Infelizmente, para ele, em apenas três prostitutas foram encontrados clitóris de mais de uma polegada de comprimento. E, nenhuma das três era lésbica. Apesar do desapontamento, Du Châtelet escreveu: "Pude conhecer uma série de meninas que gostam e praticam este abominável vício [lesbianismo], mas percebi que, ao contrário da crença popular, eram delicadas, tinham uma voz suave e outras qualidades muito femininas."

A história das relações lésbicas tem sido manchada por tabus e muita falta de informação. Muitos países europeus e as primeiras colônias americanas tinham leis bastante severas em termos de "relações não-naturais" entre as mulheres, e, claro, tudo isso foi apoiado pela Igreja. No entanto, apesar do rigor das leis, houveram bem poucos casos conhecidos onde elas foram aplicadas.

Há no entanto uma notável exceção, um evento raro aconteceu na Prússia em 1721. O de uma mulher que, na maior parte da vida, se passou por um homem e que por algum tempo serviu como um soldado, a fim de ter relações sexuais com outras mulheres.
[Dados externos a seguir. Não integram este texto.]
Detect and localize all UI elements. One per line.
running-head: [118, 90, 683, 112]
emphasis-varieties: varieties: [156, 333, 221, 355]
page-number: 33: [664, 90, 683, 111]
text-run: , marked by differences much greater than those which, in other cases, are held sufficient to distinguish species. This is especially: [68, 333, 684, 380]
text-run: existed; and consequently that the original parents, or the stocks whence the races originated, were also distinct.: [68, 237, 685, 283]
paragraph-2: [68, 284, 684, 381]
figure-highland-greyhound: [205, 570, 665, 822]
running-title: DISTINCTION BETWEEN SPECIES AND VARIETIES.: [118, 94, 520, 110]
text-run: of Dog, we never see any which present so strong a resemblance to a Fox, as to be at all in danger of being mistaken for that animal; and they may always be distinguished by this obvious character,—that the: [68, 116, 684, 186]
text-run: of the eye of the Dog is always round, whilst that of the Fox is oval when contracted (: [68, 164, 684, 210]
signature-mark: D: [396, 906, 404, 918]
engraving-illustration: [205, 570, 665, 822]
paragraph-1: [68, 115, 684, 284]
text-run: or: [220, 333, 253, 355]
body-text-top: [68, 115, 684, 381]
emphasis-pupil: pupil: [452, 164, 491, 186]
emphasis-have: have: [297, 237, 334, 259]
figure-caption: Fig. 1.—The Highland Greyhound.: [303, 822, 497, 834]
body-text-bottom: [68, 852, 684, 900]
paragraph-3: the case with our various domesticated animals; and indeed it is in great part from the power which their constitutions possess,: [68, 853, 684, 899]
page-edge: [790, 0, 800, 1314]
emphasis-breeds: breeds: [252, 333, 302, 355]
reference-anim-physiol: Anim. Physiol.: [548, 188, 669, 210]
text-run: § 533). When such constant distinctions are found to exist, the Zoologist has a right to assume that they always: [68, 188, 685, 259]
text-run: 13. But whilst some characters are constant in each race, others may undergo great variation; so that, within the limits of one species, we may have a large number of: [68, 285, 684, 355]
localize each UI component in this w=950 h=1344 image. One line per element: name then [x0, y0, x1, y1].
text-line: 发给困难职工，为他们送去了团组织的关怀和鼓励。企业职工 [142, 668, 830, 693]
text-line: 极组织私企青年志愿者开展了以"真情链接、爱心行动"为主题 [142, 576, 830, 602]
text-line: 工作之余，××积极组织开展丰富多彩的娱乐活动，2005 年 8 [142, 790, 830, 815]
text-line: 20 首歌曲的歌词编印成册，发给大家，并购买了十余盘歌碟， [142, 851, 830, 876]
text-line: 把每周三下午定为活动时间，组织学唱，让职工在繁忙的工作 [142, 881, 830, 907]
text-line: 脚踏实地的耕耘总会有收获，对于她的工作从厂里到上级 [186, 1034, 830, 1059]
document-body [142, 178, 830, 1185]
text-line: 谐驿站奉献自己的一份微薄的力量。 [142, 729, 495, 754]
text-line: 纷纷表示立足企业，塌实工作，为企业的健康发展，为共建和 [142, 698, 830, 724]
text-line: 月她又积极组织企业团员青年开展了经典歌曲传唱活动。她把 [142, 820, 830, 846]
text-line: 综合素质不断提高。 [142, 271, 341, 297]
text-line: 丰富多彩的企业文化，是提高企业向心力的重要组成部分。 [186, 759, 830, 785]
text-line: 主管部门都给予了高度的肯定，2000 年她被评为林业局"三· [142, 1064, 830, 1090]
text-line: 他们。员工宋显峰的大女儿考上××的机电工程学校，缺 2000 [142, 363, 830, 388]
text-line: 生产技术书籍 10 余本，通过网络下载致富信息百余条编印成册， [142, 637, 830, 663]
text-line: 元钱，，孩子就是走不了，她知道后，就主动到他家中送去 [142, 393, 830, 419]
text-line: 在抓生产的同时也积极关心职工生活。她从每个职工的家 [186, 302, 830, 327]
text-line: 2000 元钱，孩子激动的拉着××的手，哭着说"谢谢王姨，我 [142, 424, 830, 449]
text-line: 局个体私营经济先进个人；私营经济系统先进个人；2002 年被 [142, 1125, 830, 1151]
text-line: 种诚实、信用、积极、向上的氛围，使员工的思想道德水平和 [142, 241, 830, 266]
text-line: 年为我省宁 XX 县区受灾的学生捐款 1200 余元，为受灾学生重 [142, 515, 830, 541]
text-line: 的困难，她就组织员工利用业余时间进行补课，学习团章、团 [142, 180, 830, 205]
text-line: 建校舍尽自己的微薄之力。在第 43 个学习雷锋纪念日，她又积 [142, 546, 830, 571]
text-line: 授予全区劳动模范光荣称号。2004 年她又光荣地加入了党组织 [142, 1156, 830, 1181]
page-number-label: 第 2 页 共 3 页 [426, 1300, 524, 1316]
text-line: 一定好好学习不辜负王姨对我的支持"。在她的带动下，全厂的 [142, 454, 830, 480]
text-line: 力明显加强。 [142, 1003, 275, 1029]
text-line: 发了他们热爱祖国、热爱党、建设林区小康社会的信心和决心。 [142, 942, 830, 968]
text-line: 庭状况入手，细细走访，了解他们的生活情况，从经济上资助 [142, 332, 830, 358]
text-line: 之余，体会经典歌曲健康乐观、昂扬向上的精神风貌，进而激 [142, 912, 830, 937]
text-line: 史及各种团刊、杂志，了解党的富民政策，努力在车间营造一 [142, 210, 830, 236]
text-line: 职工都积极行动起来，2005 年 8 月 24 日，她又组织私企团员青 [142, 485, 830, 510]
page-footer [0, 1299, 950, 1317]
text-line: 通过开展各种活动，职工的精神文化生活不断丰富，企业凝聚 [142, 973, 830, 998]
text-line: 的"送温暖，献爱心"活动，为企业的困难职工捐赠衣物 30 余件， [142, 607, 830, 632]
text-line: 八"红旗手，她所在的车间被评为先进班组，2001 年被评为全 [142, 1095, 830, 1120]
Catharina Margaretha Linck se alistou em um regimento do exército prussiano como um soldado de 20 anos de idade, mas usando o nome falso de Anastasio Lagrantinus Rosenstengel. Ele produziu um pênis de couro com dois testículos, feitos com bexiga de porco recheada, e teve relações sexuais com várias prostitutas e até mesmo as viúvas de alguns de seus companheiros, mas só o fazia no escuro, por razões óbvias, e ninguém nunca notou nada de anormal.

Os problemas de Anastasio começaram quando ele completou 23 de idade, e se casou com uma garota bela e virgem de 18 anos. Após vários meses de tentativas de relações sexuais dolorosas, a noiva finalmente descobriu o segredo de seu marido e voltou para a casa da sua mãe, que, após uma discussão, denunciou o "genro" as autoridades.

O processo judicial, e moral, se complicou quando Anastasio disse as autoridades que, na qualidade de marido, tinha todo o direito tirar sua esposa da casa da mãe, e, além disso, ela sempre soube qual era o seu verdadeiro sexo. O casal também admitiu que ele, como homem, as vezes colocava o pênis de couro na boca de sua esposa.

Os juízes, obviamente, ficaram confusos e não sabiam de que forma fazer justiça num caso sem precedentes como este, assim que começaram a se esboçar os vereditos e se tecer as teorias sobre se, a "sodomia oral" era ou não um crime capital, se houve delito, já que não houve ejaculação, e assim por diante.

Após a reconstrução dos fatos e após as provas pertinentes (incluindo a curiosidade da população), os juízes decidiram que era sim um caso de sodomia, mas que fora praticado por um instrumento de couro, "sem vida", e que a acusada não era dotada, como as mulheres africanas, de um clitóris grande o suficiente para a penetração. Também foi observado que a Bíblia não se refere expressamente as relações "não naturais" para mulheres, como faz com os homens.

Apesar de tudo, e depois de muita teoria judicial, o marido, Anastasio Lagrantinus Rosenstengel (Catharina Margaretha Linck), foi condenado a ser decapitado, enquanto sua jovem esposa foi condenada a três anos de prisão. O veredicto foi apresentado ao rei Frederico Guilherme I da Prússia, para aprovação final, mas foi observado que alguns promotores recomendaram comutar a pena de morte para algumas boas chicotadas e prisão perpétua. A sentença não foi comutada e Anastasio acabou por ser decapitado em novembro 1721 em Halberstadt, na Saxónia, e depois seu corpo foi queimado na fogueira.


*Esse artigo foi traduzido (algumas coisas foram alteradas para melhor compreensão) do ótimo site Cáscara Amarga.